E3482. A Twisted Development in the ER: Isolated Fallopian Tube Torsion
  1. Caroline Corban; Beth Israel Deaconess Medical Center
  2. Se-young Yoon; Beth Israel Deaconess Medical Center
  3. Robin Levenson; Beth Israel Deaconess Medical Center
Adnexal torsion is a gynecological emergency and seen in approximately 2-3% of females who present with acute pelvic pain. Although patients may present with severe acute pain, vomiting, and a surgical abdomen, the clinical presentation is often nonspecific, which can lead to a delay in diagnosis. Ovarian torsion with associated tubal torsion is far more common than isolated fallopian tubal torsion. Isolated fallopian tube torsion (IFTT) is rare, occurring in approximately 1:500,000-1.5 million women. Radiologist awareness of IFTT is important for appropriate imaging diagnosis and subsequent management. The ovaries tend to appear normal on imaging in IFTT, but familiarity with other key imaging findings is imperative to help make the diagnosis.

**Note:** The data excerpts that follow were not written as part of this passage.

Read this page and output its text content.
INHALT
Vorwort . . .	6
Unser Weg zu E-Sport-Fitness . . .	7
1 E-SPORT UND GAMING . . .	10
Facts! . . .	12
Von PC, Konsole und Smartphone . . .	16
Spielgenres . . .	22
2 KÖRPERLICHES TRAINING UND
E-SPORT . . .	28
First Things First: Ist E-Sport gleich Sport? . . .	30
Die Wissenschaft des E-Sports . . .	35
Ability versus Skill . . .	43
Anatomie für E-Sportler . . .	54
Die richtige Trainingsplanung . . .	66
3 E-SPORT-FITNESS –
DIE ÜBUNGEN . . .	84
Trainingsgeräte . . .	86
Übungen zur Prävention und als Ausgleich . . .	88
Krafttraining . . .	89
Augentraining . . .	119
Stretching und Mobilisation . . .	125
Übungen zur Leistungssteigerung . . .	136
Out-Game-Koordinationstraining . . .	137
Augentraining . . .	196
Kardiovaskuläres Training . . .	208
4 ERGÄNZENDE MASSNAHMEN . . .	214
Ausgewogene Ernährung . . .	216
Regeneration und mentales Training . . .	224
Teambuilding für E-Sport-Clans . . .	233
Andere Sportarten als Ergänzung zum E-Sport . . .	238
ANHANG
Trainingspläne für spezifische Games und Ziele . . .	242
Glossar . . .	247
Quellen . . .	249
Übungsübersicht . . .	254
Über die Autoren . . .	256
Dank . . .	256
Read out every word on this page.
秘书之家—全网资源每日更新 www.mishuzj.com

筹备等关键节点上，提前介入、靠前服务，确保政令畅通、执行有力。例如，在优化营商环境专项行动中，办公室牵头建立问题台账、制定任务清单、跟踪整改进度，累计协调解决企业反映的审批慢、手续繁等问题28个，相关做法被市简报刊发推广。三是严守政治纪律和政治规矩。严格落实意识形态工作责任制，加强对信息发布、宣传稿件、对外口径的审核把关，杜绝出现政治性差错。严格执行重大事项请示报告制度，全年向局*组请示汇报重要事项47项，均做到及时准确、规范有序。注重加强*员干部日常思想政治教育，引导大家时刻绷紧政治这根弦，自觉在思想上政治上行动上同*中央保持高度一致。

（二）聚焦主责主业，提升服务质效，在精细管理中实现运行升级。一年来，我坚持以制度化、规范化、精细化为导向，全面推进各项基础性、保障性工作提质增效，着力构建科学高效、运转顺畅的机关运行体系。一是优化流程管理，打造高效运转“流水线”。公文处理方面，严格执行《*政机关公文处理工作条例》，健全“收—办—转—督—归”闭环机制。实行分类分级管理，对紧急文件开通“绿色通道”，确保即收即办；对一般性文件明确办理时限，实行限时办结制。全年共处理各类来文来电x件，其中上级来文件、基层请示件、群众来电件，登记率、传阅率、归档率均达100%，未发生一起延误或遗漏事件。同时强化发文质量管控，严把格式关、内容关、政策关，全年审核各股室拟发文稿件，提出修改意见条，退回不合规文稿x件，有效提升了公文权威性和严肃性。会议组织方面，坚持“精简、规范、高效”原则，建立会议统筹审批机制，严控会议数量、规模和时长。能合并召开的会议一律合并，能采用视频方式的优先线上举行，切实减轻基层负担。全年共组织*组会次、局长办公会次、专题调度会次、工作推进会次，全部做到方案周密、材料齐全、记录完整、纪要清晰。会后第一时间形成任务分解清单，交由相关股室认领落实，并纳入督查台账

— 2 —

Educational Goals / Teaching Points
The objectives of this educational exhibit are to review the pathophysiology of IFTT, recognize key differentiating imaging features of IFTT, and discuss appropriate next steps in management.

Key Anatomic/Physiologic Issues and Imaging Findings/Techniques
Important anatomic and clinical risk factors for IFTT include hydrosalpinx, ovarian or paraovarian (aka paratubal) cysts, history of PID, tubal ligation, and/or trauma. We will discuss differential imaging findings on ultrasound (US) and CT. On US, important findings include whirlpool sign, thickened, torsed tube (internal debris or convoluted echogenic mass, or dilated tube with thickened, echogenic walls), and importantly, normal appearance of the ovaries. Cross sectional imaging may demonstrate an adnexal mass, twisted appearance of FT, thickened tubal wall (with hyperemia or absence of flow in the wall), mucosal folds or septa within cystic adnexal structure (likely dilated FT), a whirlpool or beak sign, and importantly, normal appearance and location of ipsilateral ovary. Secondary signs on CT are free intrapelvic fluid, peritubular fat stranding, enhancement and thickening of the broad ligament, and regional ileus.

IFTT is a rare gynecological emergency that should be promptly recognized on imaging so that treatment is not delayed. IFTT should be highly considered when one sees a whirlpool sign or swirling in the adnexa with normal appearing ovaries. Treatment is surgical detorsion and possible salpingectomy.